Dr David Condon from the Cayuga Medical Center, said he was “very proud” of the “incredible” process of a CT scan in a “very challenging and challenging” situation.
Condon said he is very hopeful that this first case will “help to further strengthen our understanding of the effects of this virus in the brain”.
The patient was in a critical condition and had a very high-risk for brain cancer.
Dr Condon said the first brain scan was carried out in an emergency room and a second scan was done later that day at the hospital.
“We took out a sample of the brain and the CT scan was performed at the Cayugas hospital and it is clear that we did it in a very challenging and difficult situation,” he said.
“It was quite a difficult scan and the patient did not respond at all.”
Dr Corman said the scans showed that the brain had been infected with a virus that can cause severe cognitive impairment.
He said the patient had been in a hospital for a while, but it was the first time he had seen him in the emergency department.
“I was very surprised by his state of mind, his condition,” Dr Condon told the Irish Times.
“He is very much alert and he is having a very good recovery.
It is clear to me that he is a very healthy patient.”
Dr James Dolan, an associate professor at the University of Liverpool who has previously studied the disease, said the initial scans indicated that the virus was likely to have spread from the patient to his family.
“The scan is not perfect but it is very encouraging, especially because of the very limited response from the virus,” he told the paper.
“It was clearly the first case that was actually confirmed to be infected by the virus.”
The virus is spread by direct contact with the saliva of infected people.
Dr Dolan said the scan also revealed the virus in a brain tissue sample, which suggested it could be circulating in the blood stream.
“This is exciting, because we can now use this to try and identify people with an underlying genetic disorder who might have a higher risk of developing brain cancer,” he added.

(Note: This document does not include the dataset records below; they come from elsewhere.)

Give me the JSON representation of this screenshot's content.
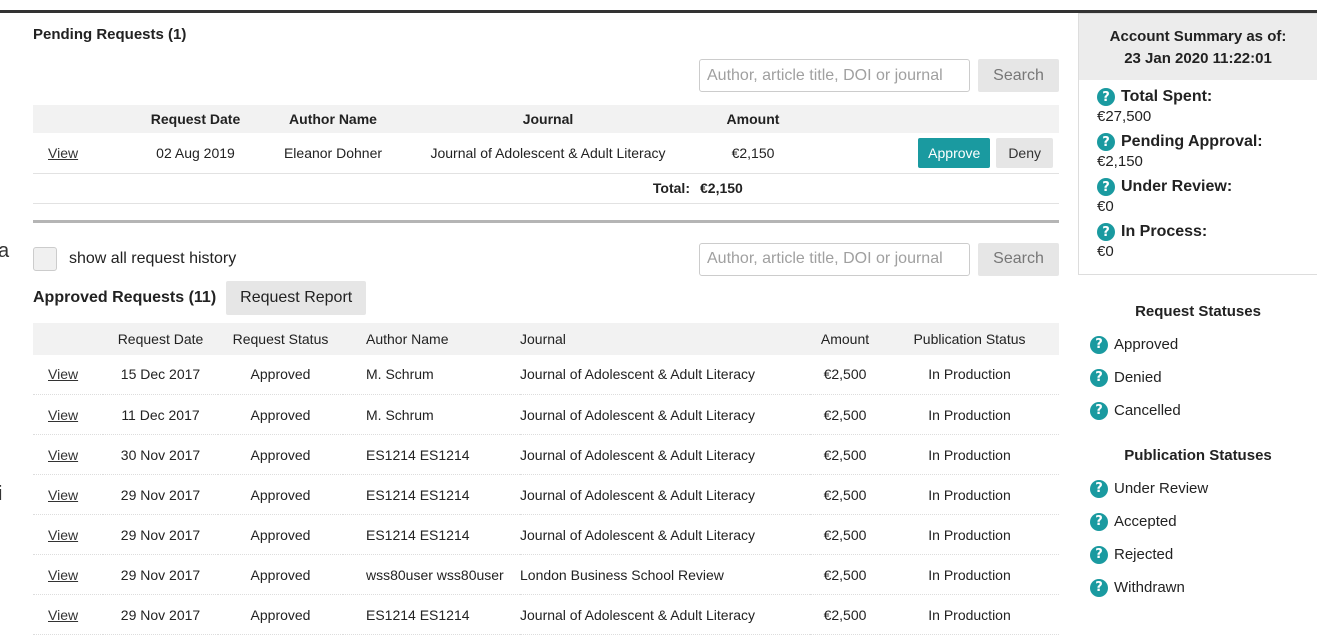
{
  "pending": {
    "title": "Pending Requests (1)",
    "search_placeholder": "Author, article title, DOI or journal",
    "search_label": "Search",
    "headers": [
      "",
      "Request Date",
      "Author Name",
      "Journal",
      "Amount",
      ""
    ],
    "rows": [
      {
        "view": "View",
        "date": "02 Aug 2019",
        "author": "Eleanor Dohner",
        "journal": "Journal of Adolescent & Adult Literacy",
        "amount": "€2,150",
        "approve": "Approve",
        "deny": "Deny"
      }
    ],
    "total_label": "Total:",
    "total_value": "€2,150"
  },
  "history": {
    "checkbox_label": "show all request history",
    "search_placeholder": "Author, article title, DOI or journal",
    "search_label": "Search"
  },
  "approved": {
    "title": "Approved Requests (11)",
    "report_label": "Request Report",
    "headers": [
      "",
      "Request Date",
      "Request Status",
      "Author Name",
      "Journal",
      "Amount",
      "Publication Status"
    ],
    "rows": [
      {
        "view": "View",
        "date": "15 Dec 2017",
        "status": "Approved",
        "author": "M. Schrum",
        "journal": "Journal of Adolescent & Adult Literacy",
        "amount": "€2,500",
        "pub_status": "In Production"
      },
      {
        "view": "View",
        "date": "11 Dec 2017",
        "status": "Approved",
        "author": "M. Schrum",
        "journal": "Journal of Adolescent & Adult Literacy",
        "amount": "€2,500",
        "pub_status": "In Production"
      },
      {
        "view": "View",
        "date": "30 Nov 2017",
        "status": "Approved",
        "author": "ES1214 ES1214",
        "journal": "Journal of Adolescent & Adult Literacy",
        "amount": "€2,500",
        "pub_status": "In Production"
      },
      {
        "view": "View",
        "date": "29 Nov 2017",
        "status": "Approved",
        "author": "ES1214 ES1214",
        "journal": "Journal of Adolescent & Adult Literacy",
        "amount": "€2,500",
        "pub_status": "In Production"
      },
      {
        "view": "View",
        "date": "29 Nov 2017",
        "status": "Approved",
        "author": "ES1214 ES1214",
        "journal": "Journal of Adolescent & Adult Literacy",
        "amount": "€2,500",
        "pub_status": "In Production"
      },
      {
        "view": "View",
        "date": "29 Nov 2017",
        "status": "Approved",
        "author": "wss80user wss80user",
        "journal": "London Business School Review",
        "amount": "€2,500",
        "pub_status": "In Production"
      },
      {
        "view": "View",
        "date": "29 Nov 2017",
        "status": "Approved",
        "author": "ES1214 ES1214",
        "journal": "Journal of Adolescent & Adult Literacy",
        "amount": "€2,500",
        "pub_status": "In Production"
      }
    ]
  },
  "summary": {
    "title_line1": "Account Summary as of:",
    "title_line2": "23 Jan 2020 11:22:01",
    "items": [
      {
        "label": "Total Spent:",
        "value": "€27,500"
      },
      {
        "label": "Pending Approval:",
        "value": "€2,150"
      },
      {
        "label": "Under Review:",
        "value": "€0"
      },
      {
        "label": "In Process:",
        "value": "€0"
      }
    ]
  },
  "request_statuses": {
    "title": "Request Statuses",
    "items": [
      "Approved",
      "Denied",
      "Cancelled"
    ]
  },
  "publication_statuses": {
    "title": "Publication Statuses",
    "items": [
      "Under Review",
      "Accepted",
      "Rejected",
      "Withdrawn"
    ]
  },
  "edge_glyphs": [
    "a",
    "i"
  ],
  "colors": {
    "accent": "#1a9aa0",
    "header_bg": "#f2f2f2",
    "button_bg": "#e6e6e6"
  },
  "icons": {
    "help": "question-circle-icon"
  }
}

“But, of course, we can’t say with any certainty what the exact risk of this is and what the long-term effects of the virus are, but this is encouraging.”

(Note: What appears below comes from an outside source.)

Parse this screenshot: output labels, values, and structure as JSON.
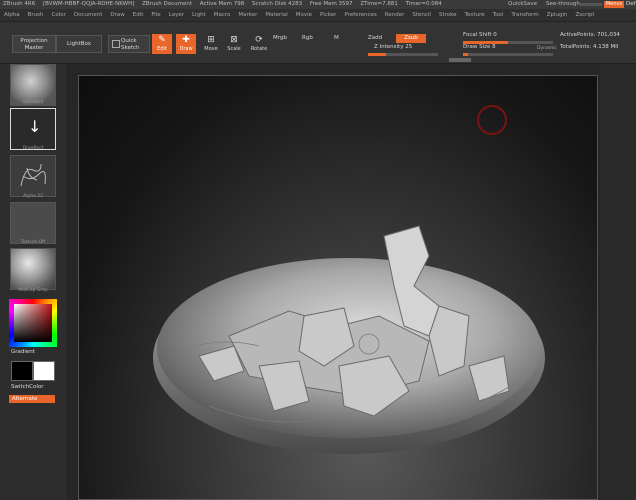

The patient’s family had also been advised to check their immunisation records, which could have alerted doctors to the risk of infection.
Dr Christopher Murphy, an infectious diseases expert from St Andrews University, said more research was needed before any predictions could be made about the potential long- term effects of exposure to the virus.
“These results may have a small effect but it could lead to a number of patients in the future developing the same risk of disease,” he warned.
“People are at risk from infection and they need to be fully informed about their immunisations.”